Dissoudre les amas de cellules cancéreuses pour prévenir les métastases
En bref
- Le principe actif digoxine, substance présente dans la digitale, réduit le nombre de cellules dans les amas de cellules cancéreuses du sein circulant dans le sang.
- Ces amas sont responsables de la formation de métastases dans d'autres organes. Plus les amas sont petits, moins il y a de métastases.
- Cela signifie que la substance active pourrait compléter d'autres médicaments anticancéreux qui combattent la tumeur primaire.
Certains types de tumeurs ne restent pas à leur point d'origine mais se répandent dans tout le corps et forment des métastases. En effet, la tumeur primaire libère continuellement des cellules cancéreuses dans le sang. Ces cellules tumorales circulantes (CTC) peuvent se regrouper en petites grappes d'une douzaine de cellules au maximum et s'installer dans d'autres organes. Là, les amas se transforment en tumeurs plus importantes, appelées métastases. Les tumeurs métastatiques constituent toujours un problème médical majeur : chaque année, environ sept millions de personnes en meurent dans le monde.
Le cancer du sein est un exemple de tumeur qui se propage. Dès que la tumeur primaire forme des métastases, les chances de survie diminuent considérablement. Des dizaines de milliers de femmes dans le monde meurent encore d'un cancer du sein métastatique. Les oncologues cherchent donc des moyens d'affaiblir ou de détruire les grappes afin d'empêcher la formation de métastases.
Réduction significative du risque de métastases
Dans une nouvelle étude, qui vient d'être publiée dans la revue Nature Medicine, une équipe de recherche de l'ETH Zurich, des Hôpitaux universitaires de Bâle et de Zurich, et de l'Hôpital cantonal de Bâle-Campagne, présente une nouvelle approche prometteuse.
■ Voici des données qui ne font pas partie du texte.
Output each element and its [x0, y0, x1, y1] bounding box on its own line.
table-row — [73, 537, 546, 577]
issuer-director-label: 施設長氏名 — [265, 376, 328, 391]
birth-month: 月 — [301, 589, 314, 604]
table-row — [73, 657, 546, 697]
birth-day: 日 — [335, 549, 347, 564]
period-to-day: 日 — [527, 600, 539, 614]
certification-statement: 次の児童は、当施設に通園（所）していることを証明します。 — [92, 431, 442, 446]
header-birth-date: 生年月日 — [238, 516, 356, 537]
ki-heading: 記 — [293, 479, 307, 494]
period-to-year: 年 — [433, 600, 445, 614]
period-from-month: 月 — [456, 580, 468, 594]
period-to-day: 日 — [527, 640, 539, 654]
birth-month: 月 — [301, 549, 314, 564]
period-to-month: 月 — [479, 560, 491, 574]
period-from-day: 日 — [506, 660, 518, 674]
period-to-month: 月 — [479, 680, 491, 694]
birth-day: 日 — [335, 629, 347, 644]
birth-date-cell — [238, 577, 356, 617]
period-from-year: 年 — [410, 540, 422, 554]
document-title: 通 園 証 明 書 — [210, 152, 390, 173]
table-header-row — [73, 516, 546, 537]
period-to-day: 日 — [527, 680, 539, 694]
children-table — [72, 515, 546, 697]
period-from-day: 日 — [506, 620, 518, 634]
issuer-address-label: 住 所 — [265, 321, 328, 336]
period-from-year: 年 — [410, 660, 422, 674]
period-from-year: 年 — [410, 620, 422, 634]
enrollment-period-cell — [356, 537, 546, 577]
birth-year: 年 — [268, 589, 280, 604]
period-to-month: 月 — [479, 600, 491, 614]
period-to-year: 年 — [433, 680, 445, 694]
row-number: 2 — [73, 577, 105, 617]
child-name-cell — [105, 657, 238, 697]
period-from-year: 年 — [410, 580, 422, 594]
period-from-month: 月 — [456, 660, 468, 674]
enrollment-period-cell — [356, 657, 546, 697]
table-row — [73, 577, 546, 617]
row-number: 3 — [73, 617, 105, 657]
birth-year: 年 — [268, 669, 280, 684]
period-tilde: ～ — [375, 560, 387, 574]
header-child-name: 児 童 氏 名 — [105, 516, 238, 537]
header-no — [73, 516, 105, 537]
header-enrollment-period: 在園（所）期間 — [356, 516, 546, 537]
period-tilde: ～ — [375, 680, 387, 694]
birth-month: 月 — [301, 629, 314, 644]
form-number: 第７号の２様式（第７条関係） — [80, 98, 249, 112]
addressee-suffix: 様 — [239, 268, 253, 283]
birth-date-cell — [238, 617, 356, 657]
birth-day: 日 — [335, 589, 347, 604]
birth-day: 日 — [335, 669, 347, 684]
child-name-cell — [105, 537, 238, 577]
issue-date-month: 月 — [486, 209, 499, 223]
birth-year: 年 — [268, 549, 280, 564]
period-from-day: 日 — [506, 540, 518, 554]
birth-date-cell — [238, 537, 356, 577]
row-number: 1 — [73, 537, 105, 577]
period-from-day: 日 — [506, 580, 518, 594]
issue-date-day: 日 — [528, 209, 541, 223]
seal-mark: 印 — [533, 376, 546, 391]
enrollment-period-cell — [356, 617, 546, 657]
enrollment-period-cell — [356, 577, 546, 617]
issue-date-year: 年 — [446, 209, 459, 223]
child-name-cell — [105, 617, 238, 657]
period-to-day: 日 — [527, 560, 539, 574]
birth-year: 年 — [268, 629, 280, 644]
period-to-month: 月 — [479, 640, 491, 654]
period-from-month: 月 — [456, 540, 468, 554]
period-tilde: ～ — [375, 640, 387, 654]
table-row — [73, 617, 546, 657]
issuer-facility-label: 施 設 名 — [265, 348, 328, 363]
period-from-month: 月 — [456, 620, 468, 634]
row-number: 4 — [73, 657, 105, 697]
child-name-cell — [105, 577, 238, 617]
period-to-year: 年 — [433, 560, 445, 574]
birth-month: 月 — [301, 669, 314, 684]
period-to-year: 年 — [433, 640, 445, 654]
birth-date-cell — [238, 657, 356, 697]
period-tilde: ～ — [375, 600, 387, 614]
Dans le cadre d'une étude clinique, les chercheuses et chercheurs ont administré à neuf patientes atteintes d'un cancer du sein métastatique un médicament, la digoxine, à un dosage faible et sûr pendant une semaine.
Résultat : le nombre de cellules par amas a diminué de manière significative - de 2,2 cellules en moyenne. Étant donné que la taille typique des amas n'est que d'une poignée de cellules, cela signifie une réduction significative du risque de métastases. Plus les amas sont petits, moins ils sont capables de produire des métastases. «Les métastases du cancer du sein dépendent des amas de CTC», explique le chercheur principal Nicola Aceto, professeur d'oncologie moléculaire à l'ETH Zurich, «plus ils sont grands, plus ils réussissent».
Le talon d'Achille des amas de CTC sont les pompes sodium-potassium (également connues sous le nom de Na+/K+-ATPases), qui sont situées dans les membranes des cellules tumorales et sont responsables du transport du sodium hors des cellules et du potassium dans les cellules. La digoxine bloque ces pompes à ions et supprime ainsi l'échange d'ions. Les cellules absorbent donc plus de calcium à l'extérieur de la membrane cellulaire. Cela affaiblit la cohésion des cellules cancéreuses dans l'amas, ce qui entraîne leur désagrégation.
Cependant, la digoxine seule n'élimine pas la tumeur existante. L'agent doit être administré en combinaison avec d'autres substances qui tuent les cellules cancéreuses existantes.
Les scientifiques espèrent optimiser l'ingrédient actif
Le principe actif, la digoxine, provient à l'origine de la digitale (Digitalis sp.) et est généralement utilisé pour les troubles cardiaques tels que l'insuffisance cardiaque. Les chercheurs et chercheuses de l'ETH Zurich ont découvert en 2019 que la digoxine pouvait également être efficace dans le cadre du cancer du sein. Elles et ils ont effectué un screening approfondi au cours duquel ils et elles ont testé systématiquement plus de 2400 substances différentes dans des cultures cellulaires afin de trouver des agents actifs contre les amas de cellules tumorales circulantes (CTC).
Dans une prochaine étape, les scientifiques veulent développer de nouvelles molécules basées sur la digoxine qui sont encore plus efficaces pour dissoudre les amas de CTC. Page Therapeutics, une spin-off de l'ETH Zurich, travaille déjà sur cette solution.
Nicola Aceto souhaite également étendre ses recherches à d'autres types de cancer qui se propagent, tels que le cancer de la prostate, le cancer colorectal ou le cancer du pancréas, ainsi que le mélanome. Les premières expériences dans son laboratoire ont déjà commencé.
L'étude est un excellent exemple de coopération entre l'ETH Zurich et différents hôpitaux, notamment les hôpitaux universitaires de Bâle et de Zurich et l'Hôpital cantonal de Bâle-Campagne. Les partenaires hospitaliers ont recruté les patientes et mené les essais cliniques.